Details
- Qwen introduced Qwen3-LiveTranslate-Flash, a live translation engine that handles speech, text, lip-reading, and gestures at the same time.
- The system understands 18 languages and six regional dialects, and can vocalize replies in 10 languages without using the cloud.
- Its vision layer detects on-screen captions, signs, and facial cues to enhance accuracy when audio is poor or background noise is high.
- Demos show end-to-end translation in under 500 ms on a single NVIDIA L4 GPU, an improvement over the previous 700 ms with Qwen2.
- The SDK will be available for Android, iOS, and WebRTC in October 2025, with an enterprise on-premises appliance coming in early 2026 including privacy controls.
- Pricing is set at US$0.002 per translated word for cloud users, with discounts for volumes above 5 million words per month.
- A "Flash" mode can lower video frame rates to 12 fps, reducing compute expenses by 30 percent compared to the top-tier Qwen3-LiveTranslate-Pro.
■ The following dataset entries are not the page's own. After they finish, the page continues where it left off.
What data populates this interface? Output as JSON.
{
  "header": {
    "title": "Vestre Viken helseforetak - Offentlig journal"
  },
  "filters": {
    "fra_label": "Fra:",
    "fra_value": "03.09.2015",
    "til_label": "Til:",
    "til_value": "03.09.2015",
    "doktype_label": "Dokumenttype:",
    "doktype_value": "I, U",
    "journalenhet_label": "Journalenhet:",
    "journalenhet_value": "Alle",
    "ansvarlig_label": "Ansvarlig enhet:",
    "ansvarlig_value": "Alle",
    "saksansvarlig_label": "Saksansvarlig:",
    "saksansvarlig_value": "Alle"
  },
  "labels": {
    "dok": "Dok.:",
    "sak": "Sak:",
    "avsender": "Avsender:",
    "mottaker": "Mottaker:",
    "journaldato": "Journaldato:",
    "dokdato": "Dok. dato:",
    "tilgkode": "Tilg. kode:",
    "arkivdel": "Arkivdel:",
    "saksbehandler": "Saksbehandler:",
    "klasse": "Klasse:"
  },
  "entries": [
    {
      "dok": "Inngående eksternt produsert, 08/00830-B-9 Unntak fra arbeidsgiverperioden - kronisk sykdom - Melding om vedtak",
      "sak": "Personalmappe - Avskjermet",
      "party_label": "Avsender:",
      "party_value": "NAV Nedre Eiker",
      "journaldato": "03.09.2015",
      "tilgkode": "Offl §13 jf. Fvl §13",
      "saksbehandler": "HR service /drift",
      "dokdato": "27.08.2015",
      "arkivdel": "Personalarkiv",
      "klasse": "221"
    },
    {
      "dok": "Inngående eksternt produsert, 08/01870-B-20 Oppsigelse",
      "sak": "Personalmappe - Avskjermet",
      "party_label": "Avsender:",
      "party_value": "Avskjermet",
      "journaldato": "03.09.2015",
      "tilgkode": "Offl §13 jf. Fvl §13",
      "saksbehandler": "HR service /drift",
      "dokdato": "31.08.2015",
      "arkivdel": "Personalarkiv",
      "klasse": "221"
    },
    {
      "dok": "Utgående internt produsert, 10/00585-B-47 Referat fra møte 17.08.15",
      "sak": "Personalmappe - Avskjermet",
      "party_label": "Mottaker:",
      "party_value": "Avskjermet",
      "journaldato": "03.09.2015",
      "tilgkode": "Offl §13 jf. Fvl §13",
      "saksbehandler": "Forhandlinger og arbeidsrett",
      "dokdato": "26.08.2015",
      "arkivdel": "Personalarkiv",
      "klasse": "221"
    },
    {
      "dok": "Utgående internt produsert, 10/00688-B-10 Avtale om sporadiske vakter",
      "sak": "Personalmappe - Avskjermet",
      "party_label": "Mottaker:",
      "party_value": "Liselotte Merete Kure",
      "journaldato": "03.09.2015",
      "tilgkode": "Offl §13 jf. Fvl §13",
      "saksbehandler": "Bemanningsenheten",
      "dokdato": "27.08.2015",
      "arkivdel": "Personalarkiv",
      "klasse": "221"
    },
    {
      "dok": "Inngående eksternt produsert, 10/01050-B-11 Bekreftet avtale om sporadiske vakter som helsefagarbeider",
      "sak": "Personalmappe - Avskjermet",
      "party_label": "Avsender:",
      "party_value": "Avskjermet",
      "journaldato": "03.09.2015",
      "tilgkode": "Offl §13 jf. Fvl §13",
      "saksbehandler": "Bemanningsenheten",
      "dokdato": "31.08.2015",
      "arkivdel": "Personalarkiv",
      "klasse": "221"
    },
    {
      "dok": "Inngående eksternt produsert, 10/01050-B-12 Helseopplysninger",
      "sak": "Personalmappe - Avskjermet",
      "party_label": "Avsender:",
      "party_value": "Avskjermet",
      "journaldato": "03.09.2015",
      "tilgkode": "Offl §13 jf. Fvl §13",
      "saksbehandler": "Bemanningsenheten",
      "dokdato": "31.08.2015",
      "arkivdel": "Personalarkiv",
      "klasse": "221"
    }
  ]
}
- Beta testers include Alibaba’s DingTalk for multilingual conferences and China Eastern Airlines for spoken in-flight messages.
Impact
This rollout intensifies the race with Google Interpreter Mode and Meta’s SeamlessM4T, as neither currently features integrated lip-reading. With latency now below half a second, Qwen's solution could unlock real-time translation in new arenas like esports and legal transcription. Compliance-ready on-premise hardware and aggressive pricing position Qwen as a formidable challenger to Microsoft Azure Speech in the enterprise segment.